Notes on Rep’s ‘Beauty and the Beast’

Rep's "Beauty and the Beast" runs until December 14 at OnStage, Greenbelt.

An audience member asked on opening night why the iconic (her word) Beauty and the Beast theme was left out of the Repertory Philippines production of the musical. She was, of course, referring to the Alan Menken hit from the Walt Disney label. Rep could sigh in dismay, having categorically stated that their show adopts a different version of the fairy tale; but maybe, just maybe, no one would miss the popular movie tracks had the Michael Valenti score been equally enchanting.

The Laughter Song has got quite a hook (that’s still lodged in my head). As for the rest of the songs, they barely excite the ear, however pleasant-sounding. It doesn’t help that the cast — led by Alana Vicente (Beauty) and Jos Jalbuena (Beast) — seem to be in short supply of energy, unconvinced themselves of what they’re crooning about.

What Rep’s Beauty and the Beast has going for it is: everything else. Bonsai Cielo’s costumes are visual puzzles (Do you put on, slip or morph into a table dress? Is that actual fire on the walking candlesticks?); while John Batalla’s light design is a sustained magic trick. As if the artistic and production staff are giving their own “This is How You Do Theater” lesson to children, while wowing adults on the side.

Do you put on, slip or morph into a table dress?

Peter Del Valle and John Ahearn have written an interesting book as well.

Here, Beauty has two egoistic sisters named Mimi and Fifi, who think she’s boring. And they’re right. Beauty lacks dimension. Thank goodness there’s Mimi and Fifi, and their pompous suitors, Jacques and Pierre to bring the much-needed color and humor to the show. Seeing them prance around, hearing their mannered speech, is a delight. Watch out for their riot of a number somewhere in Act One.

The story takes off when Beauty’s father finds a safe refuge in the middle of a storm, then wakes up in a wondrous garden. How lucky of him as he promised his daughters gifts when he returns home: a tiara and a cape for Mimi and Fifi, and a rose for Beauty. So he plucks the prettiest flower in sight, but no sooner than he can admire it, a mad voice booms at him. Beast. In exchange for his prized possession, he demands that Beauty lives with him, else he will claim the old man’s life. Funny how an innocent wish — a single rose — leads to great dangers.

Awesome foursome: Mimi, Fifi, Jacques, and Pierre bring color and humor to the show.

When Beauty and Beast meet for the first time, they discuss the situation rather calmly.
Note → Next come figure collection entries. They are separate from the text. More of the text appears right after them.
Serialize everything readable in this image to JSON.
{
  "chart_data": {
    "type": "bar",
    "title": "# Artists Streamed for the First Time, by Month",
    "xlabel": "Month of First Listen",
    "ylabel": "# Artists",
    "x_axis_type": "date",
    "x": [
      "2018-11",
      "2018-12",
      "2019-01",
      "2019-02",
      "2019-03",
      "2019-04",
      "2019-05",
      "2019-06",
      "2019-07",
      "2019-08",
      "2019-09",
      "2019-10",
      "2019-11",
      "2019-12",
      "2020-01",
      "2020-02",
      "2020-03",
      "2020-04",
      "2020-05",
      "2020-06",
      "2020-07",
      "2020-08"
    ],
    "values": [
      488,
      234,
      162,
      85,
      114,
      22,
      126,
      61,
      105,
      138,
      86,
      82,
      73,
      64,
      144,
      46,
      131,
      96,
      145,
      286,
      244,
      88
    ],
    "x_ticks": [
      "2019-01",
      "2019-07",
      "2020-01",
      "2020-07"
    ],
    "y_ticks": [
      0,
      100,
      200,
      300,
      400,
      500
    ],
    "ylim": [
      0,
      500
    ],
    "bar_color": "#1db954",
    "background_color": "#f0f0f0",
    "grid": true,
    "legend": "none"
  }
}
The absence of aggression from both sides is refreshing — and the scene isn't any less intense because of it. With our main characters quickly arriving at a compromise, we wonder what new conflicts will unfold.

Trespassing and possessiveness are some of the show’s nicer points for reflection, even if it is, for the most part, a story of Mimi and Fifi unlearning greed; and of Beast relearning to laugh, and that love reads through facades.

Another audience member asked how they could entice their sons to catch the musical. Men are as afraid of being judged by their appearance as women are. If young boys saw Rep's Beauty and the Beast, they might realize that looks alone doesn’t make or break a person. But they would have to ignore the girls in a rapturous fit the moment Beast turns back into his human, handsome face.